Recent epidemiological studies on hormone replacement therapy (HRT) containing mainly conjugated equine estrogens indicate increased risk for venous thromboembolism (VTE). The purpose of the present epidemiological study was to evaluate the effect of HRT containing natural estrogens, i.e., estradiol, on the risk of VTE. HRT formulations containing estradiol are commonly used in Scandinavia. The study was a population-based case-control study. Cases were consecutive females, aged 44-70 years, discharged from Ullevål University Hospital with the diagnosis of deep venous thrombosis or pulmonary embolism during 1990-1996. Fifty-one women with cancer-associated thrombosis were excluded from the study. Controls were randomly collected from the same source population and matched by age. The material comprised 176 cases and 352 controls, i.e., 2 controls for each case. Only formulations containing estradiol were used. The frequency of HRT use was 28% (50/176) in cases and 26% (93/352) in controls. The estimated matched crude odds ratio with 95% confidence interval was 1.13 (0.71-1.78), which indicates no significant association of overall use of HRT and VTE. The estimated adjusted odds ratio was 1.22 (0.76-1.94) performing multi-confounder adjustment using the conditional logistic model and adjusting for hypertension, coronary heart disease, diabetes mellitus, smoking habit, BMI, and the presence of previous VTE. Stratification for time of exposure indicated an increased risk of VTE during the first year of use with a crude odds ratio of 3.54 (1.54-8.2). This effect was reduced by extended use to a crude odds ratio of 0.66 (0.39-1.10) after the first year of use. We conclude that use of HRT containing estradiol was associated with a threefold increased risk of VTE, but this increased risk was restricted to the first year of use.
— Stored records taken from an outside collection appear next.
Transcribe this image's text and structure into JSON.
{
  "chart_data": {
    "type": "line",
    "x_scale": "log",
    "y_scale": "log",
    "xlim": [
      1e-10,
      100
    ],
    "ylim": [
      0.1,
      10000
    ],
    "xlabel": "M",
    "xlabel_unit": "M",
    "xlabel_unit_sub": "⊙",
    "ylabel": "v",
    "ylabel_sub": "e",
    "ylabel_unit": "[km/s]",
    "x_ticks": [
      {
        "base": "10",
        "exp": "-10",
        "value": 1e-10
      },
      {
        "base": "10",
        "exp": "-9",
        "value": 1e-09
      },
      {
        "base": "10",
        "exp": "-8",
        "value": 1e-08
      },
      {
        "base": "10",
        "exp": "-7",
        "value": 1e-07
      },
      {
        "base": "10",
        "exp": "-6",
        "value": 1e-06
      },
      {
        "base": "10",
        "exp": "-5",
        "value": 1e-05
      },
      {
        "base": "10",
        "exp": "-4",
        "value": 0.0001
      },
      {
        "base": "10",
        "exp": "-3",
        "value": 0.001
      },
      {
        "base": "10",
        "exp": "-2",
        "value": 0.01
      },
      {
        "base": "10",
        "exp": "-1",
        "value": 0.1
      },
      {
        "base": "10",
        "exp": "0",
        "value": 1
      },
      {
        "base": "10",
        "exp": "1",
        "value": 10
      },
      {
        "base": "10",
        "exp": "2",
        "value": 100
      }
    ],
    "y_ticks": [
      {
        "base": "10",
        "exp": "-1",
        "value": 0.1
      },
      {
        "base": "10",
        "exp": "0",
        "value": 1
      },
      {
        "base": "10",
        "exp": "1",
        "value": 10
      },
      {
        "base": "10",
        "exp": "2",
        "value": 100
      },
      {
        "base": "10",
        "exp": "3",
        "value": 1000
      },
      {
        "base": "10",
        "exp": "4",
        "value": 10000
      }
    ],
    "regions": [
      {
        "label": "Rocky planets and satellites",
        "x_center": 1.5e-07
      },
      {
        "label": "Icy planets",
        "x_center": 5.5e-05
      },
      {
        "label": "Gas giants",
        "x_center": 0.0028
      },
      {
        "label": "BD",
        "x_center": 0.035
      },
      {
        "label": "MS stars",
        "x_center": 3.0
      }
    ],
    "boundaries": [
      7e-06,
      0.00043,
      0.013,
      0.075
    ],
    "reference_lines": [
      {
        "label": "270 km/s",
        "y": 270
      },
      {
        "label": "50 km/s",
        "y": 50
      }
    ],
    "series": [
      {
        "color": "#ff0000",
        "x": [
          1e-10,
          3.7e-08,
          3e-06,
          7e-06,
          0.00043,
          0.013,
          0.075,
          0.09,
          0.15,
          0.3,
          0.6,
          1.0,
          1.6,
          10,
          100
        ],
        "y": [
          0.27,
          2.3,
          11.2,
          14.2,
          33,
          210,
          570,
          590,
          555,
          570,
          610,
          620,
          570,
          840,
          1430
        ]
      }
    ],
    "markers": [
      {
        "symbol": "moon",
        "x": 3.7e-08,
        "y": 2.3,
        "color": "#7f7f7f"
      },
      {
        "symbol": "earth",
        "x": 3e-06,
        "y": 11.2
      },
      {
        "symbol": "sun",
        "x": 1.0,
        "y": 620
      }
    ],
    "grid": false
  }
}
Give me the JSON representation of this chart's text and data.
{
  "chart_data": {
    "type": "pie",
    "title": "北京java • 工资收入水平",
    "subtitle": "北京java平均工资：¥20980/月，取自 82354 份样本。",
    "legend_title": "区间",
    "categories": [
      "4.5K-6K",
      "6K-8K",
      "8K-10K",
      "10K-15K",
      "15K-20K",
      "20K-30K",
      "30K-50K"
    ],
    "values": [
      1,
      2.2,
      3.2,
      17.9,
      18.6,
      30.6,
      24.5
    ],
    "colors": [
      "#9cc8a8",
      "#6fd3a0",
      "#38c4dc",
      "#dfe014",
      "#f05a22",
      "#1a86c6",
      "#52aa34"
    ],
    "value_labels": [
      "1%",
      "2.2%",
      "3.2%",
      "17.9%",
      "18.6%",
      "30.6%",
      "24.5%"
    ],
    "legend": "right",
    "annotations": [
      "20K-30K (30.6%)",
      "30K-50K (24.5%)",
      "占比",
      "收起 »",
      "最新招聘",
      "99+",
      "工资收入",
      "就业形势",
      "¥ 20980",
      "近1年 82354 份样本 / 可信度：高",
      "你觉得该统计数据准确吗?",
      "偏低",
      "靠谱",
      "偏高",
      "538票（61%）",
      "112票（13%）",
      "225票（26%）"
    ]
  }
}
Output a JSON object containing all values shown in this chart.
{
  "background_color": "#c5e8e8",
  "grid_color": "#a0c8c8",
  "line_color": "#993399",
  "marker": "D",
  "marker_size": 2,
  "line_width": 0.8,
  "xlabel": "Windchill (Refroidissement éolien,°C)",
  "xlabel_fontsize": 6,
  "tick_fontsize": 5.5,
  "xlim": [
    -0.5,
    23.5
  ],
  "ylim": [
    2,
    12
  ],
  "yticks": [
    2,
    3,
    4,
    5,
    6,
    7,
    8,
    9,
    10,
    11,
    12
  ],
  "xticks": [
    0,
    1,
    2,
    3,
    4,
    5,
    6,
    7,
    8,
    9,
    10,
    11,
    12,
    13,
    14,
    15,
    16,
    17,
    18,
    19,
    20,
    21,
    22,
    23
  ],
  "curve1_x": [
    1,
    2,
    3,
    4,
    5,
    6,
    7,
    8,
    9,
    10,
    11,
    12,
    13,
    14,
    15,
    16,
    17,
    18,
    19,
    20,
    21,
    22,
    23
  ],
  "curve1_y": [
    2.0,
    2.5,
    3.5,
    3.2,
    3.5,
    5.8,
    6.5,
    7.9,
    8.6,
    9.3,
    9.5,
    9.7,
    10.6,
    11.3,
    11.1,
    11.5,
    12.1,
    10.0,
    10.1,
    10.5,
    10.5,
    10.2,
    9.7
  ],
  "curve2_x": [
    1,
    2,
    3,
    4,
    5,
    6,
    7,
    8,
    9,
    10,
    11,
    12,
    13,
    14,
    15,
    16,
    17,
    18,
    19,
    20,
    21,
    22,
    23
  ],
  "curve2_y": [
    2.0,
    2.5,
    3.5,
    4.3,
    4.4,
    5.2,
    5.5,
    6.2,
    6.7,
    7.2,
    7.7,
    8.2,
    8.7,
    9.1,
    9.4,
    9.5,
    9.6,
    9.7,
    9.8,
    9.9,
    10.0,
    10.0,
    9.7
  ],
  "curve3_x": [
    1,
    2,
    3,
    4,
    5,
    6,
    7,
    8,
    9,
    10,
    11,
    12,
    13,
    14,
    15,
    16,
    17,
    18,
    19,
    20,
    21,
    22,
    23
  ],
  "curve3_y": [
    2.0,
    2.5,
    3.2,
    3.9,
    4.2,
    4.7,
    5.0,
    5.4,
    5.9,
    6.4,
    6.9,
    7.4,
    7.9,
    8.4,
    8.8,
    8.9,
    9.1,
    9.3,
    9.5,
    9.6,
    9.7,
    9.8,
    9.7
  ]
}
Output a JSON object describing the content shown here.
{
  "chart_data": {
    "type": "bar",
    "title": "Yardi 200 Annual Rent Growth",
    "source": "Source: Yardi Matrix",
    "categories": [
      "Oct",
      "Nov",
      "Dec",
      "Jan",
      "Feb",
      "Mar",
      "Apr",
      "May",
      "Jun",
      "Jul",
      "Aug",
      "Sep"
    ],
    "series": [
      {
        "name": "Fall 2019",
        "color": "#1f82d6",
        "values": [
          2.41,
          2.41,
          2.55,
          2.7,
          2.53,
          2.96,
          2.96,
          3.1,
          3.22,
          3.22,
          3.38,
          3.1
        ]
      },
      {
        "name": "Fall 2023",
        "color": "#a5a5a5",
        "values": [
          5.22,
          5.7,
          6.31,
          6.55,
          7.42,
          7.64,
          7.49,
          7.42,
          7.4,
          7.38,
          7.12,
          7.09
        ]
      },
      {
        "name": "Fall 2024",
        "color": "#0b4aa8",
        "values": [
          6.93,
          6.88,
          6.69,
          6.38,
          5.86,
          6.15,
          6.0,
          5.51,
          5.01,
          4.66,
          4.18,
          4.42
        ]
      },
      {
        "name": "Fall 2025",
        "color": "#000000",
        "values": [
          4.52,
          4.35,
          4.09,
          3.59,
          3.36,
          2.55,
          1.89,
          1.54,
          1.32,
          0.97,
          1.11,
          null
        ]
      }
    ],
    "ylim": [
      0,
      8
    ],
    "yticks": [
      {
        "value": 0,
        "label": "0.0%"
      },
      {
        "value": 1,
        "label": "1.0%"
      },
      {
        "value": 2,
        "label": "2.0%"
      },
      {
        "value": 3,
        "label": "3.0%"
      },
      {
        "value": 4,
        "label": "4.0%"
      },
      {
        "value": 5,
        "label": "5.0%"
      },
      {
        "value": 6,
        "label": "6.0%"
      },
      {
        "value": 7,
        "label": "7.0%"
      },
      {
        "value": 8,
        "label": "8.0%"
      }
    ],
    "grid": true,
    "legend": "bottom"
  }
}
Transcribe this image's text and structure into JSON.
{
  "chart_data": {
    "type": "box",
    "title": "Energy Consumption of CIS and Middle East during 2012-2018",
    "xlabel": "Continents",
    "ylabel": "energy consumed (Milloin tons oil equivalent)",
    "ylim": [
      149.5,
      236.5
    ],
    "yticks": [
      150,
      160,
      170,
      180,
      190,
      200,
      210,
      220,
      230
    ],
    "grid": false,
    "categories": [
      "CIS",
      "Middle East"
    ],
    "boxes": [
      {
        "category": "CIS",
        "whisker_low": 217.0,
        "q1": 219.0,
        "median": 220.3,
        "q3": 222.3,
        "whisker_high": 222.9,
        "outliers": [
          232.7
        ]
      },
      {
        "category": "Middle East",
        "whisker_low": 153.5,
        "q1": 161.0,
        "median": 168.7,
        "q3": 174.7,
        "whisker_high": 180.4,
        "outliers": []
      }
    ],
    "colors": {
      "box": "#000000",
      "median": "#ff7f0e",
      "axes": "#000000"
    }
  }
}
Increased risk of recurrent venous thromboembolism during hormone replacement therapy--results of the randomized, double-blind, placebo-controlled estrogen in venous thromboembolism trial (EVTET).

Recent observational studies suggest a 2-4 fold increased risk of venous thromboembolism (VTE) in women taking hormone replacement therapy (HRT). The present study was started before publication of these studies, and the aim was to determine if HRT alters the risk of VTE in high risk women. The study was a randomized. double-blind, and placebo-controlled clinical trial with a double-triangular sequential design. Females with previously verified VTE were randomized to 2 mg estradiol plus 1 mg norethisterone acetate, 1 tablet daily (n = 71) or placebo (n = 69). The primary outcome was recurrent deep venous thrombosis (DVT) or pulmonary embolism (PE). Between 1996 and 1998 a total of 140 women were included. The study was terminated prematurely based on the results of circumstantial evidence emerging during the trial. Eight women in the HRT group and one woman in the placebo group developed VTE. The incidence of VTE was 10.7% in the HRT group and 2.3% in the placebo group. In the HRT group, all events happened within 261 days after inclusion. The sequential design did not stop the study, but strongly indicated a difference between the two groups. Our data strongly suggests that women who have previously suffered a VTE have an increased risk of recurrence on HRT. This treatment should therefore be avoided in this patient group if possible. The results also support those of recent epidemiological studies, which also indicate increased risk of VTE in non-selected female populations during HRT.